Dating lunch with priviledges
While doing so is generally frowned upon – Hamburg’s nightclub district has even invested in urine-repellent paint to discourage the practice – many men still fire away.
I know I do from time to time during my longer runs.
I can roll out of bed, leave the house with my short hair still wet, and arrive to work at 8am, makeupless, shoving my shirt into my pants – without any repercussions.
In contrast, many women must meticulously ready themselves for the day.

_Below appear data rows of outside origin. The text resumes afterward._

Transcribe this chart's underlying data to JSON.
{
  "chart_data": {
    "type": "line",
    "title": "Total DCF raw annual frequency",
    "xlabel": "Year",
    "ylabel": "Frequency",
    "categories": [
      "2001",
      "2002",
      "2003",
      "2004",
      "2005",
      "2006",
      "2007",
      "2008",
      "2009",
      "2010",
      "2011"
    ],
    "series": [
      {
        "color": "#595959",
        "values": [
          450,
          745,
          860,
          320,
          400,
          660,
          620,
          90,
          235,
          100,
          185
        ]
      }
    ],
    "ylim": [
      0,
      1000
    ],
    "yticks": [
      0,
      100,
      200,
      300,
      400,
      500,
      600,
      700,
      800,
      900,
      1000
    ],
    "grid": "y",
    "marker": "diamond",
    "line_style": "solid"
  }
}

On the topic of work, I also have the privilege of evading scrutiny of my work-life balance, a luxury that even celebrities like Jennifer Garner are unable to enjoy.
Pee privilege also extends to the outdoors, as it’s not uncommon to see men urinating in public.Because I can, for the most part, evade advertising that preys on and nurtures insecurities, I can sleep in and enjoy more time in the morning.To perpetually tired and overworked women making ends meet, these privileges might trump the extra money I’m likely to make (according to one study, even my home – “liberal” Seattle – has one of the worst gender pay gaps of “50 major metropolitan areas in the US”).But is my ability to dash behind a girthy tree to urinate in an upright position, at least mostly hidden from passersby, simply another physiological advantage?Or have we just accidentally tinkled on more evidence of a patriarchal culture?